Escaping the darkness

DEBBIE JACOB

“I wasn’t cheered by the festive occasion that had brought me to France,” William Styron wrote.“Of the many dreadful manifestations of the disease both physical and psychological, a sense of self-hatred … a failure of self-esteem … had progressed. My dank joylessness was … ironic because I had flown on a rushed four-day trip to Paris in order to accept an award …”

IT STRUCK me like a bolt of lightning. Just a few pages into Darkness Visible: A Memoir of Madness by William Styron, I realised this was the book that explained depression like no other book I had ever read.

Styron, who wrote the novel Sophie’s Choice, is best known for constructing one of the most depressing and haunting scenes ever written in literature: the scene where the Nazis force Sophie to choose between her two children. His fiction, dark and often oppressive, served as a mirror for the depression that he felt.

“Depression is a disorder of mood, so mysteriously painful and elusive in the way it becomes known to self – to the mediating intellect – as to verge close to being beyond description,” he wrote in Darkness Visible. “It thus remains nearly incomprehensible to those who have not experienced it in its extreme mode.”

His description of fleeing from the world into an unexplainable, inner world that exists only in the mind perfectly explains depression. That aching feeling; that need of being as far removed from everyone and everything as possible proved relatable.

Mostly, Styron dealt with that feeling of being a fraud during bouts of extreme depression, when there seems to be no way to measure up to people’s expectations or positive descriptions of you. They all ring false. In hindsight, Styron says he recognised how his depression manifested itself in different ways from that of most people. It hit him in the afternoons. Most people feel more depressed in the morning. Most people lose their appetite when they are depressed. Many people overeat. It is a way of constructing a protective armour against the world.

It is important to note, as Styron says, that “depression is much too complex in its cause, its symptoms and its treatment for unqualified conclusions to be drawn from the experience of a single individual.” As an illness, he says, “depression manifests certain unvarying characteristics, (but) it also allows for many idiosyncrasies.”

Like most people, Styron fought the clinical diagnosis of “depression.” There’s nothing comforting or welcoming in the term. Styron says it’s a pity that someone didn’t come up with the idea to apply the term “brainstorm” to the emotional state. That, he says, is the word that best captures depression. I quite agree.

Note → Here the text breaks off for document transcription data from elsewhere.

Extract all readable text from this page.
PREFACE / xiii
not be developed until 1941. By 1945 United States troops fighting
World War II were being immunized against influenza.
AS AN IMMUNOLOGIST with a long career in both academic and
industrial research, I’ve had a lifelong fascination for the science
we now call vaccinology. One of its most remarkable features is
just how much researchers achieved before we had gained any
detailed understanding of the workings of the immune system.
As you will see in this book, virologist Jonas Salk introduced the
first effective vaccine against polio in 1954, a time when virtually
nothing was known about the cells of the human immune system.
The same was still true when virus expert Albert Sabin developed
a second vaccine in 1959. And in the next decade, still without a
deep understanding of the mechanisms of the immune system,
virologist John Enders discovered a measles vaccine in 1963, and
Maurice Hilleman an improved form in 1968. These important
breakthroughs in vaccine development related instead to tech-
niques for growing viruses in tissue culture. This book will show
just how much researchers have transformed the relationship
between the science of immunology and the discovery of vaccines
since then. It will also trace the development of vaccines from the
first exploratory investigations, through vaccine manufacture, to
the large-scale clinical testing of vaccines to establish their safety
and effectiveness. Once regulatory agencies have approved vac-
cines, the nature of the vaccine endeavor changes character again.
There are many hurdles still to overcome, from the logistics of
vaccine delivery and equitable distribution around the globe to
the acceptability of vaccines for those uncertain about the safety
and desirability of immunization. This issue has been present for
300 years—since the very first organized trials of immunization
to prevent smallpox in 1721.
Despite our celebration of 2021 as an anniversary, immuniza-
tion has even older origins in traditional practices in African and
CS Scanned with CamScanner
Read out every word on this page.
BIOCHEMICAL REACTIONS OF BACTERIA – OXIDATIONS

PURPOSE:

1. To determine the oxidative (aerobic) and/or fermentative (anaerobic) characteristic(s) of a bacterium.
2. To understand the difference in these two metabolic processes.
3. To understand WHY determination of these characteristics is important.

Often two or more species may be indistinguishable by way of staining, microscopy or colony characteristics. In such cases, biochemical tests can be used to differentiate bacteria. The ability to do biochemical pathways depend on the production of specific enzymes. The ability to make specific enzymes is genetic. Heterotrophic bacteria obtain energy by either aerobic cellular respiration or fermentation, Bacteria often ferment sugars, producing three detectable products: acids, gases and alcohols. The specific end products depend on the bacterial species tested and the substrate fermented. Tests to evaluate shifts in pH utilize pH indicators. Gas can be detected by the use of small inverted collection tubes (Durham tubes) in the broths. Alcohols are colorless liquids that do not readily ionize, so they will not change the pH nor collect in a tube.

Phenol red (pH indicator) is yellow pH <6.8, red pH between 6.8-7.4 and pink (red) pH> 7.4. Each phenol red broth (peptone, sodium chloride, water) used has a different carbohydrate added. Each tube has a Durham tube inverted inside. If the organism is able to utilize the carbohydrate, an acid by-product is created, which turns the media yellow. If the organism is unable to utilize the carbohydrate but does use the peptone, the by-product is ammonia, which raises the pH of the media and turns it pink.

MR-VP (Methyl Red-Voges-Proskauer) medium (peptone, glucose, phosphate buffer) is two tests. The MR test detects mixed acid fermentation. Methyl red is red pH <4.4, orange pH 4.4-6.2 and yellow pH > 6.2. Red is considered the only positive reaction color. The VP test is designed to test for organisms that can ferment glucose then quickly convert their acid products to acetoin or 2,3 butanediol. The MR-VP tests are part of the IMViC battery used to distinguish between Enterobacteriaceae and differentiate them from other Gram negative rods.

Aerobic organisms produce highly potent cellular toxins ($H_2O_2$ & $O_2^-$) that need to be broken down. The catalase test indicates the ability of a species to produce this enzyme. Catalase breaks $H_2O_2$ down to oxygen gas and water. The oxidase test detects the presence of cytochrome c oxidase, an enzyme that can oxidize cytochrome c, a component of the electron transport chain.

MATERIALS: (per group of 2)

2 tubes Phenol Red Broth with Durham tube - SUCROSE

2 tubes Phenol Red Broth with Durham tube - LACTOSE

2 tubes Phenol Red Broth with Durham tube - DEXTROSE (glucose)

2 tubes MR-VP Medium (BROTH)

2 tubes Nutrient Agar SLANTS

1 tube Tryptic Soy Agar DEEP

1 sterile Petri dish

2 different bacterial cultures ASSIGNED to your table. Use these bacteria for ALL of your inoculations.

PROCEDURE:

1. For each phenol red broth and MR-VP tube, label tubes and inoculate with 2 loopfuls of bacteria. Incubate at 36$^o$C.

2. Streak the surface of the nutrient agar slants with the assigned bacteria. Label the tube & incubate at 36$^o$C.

Styron spends much time examining suicide. He speaks extensively of author Primo Levi, who survived the Holocaust and then committed suicide late in life. He wonders about the circumstances of Albert Camus’ death and looks for answers in literature like Camus’ The Stranger and Gustave Flaubert’s Madame Bovary.

He notes that “the madness of depression is, generally speaking, the antithesis of violence.” This I found interesting. “It is a storm indeed, but a storm of murk. Soon evident are the slowed-down responses, near paralysis, psychic energy throttled back close to zero. Ultimately, the body is affected and feels sapped, drained.”

Depression saps one’s energy because it takes so much effort to function. He notes that “in depression this faith in deliverance, in ultimate restoration, is absent.” You genuinely feel like things will never get better.

“The pain is unrelenting,” says Styron.

Styron is one of those who made it back from the brink, but he points out he might not have done so had he not found a way to confide in his wife. His description of being in hospital documents his journey back to the “normal” world. From there, he starts to make connections to the characters he created in his novels and how they reflected his own, personal, dark side.

I found great comfort in reading Styron’s descriptions that related to those feelings I could not explain. Books are an important way of connecting to feelings. They can help us to identify emotions and have internal dialogues that often prove impossible to have with people.

Darkness Visible is a short book that was actually based on a speech.

It serves as a potential lifeline for anyone suffering from depression.

It is an equally interesting read for anyone who wants to understand depression.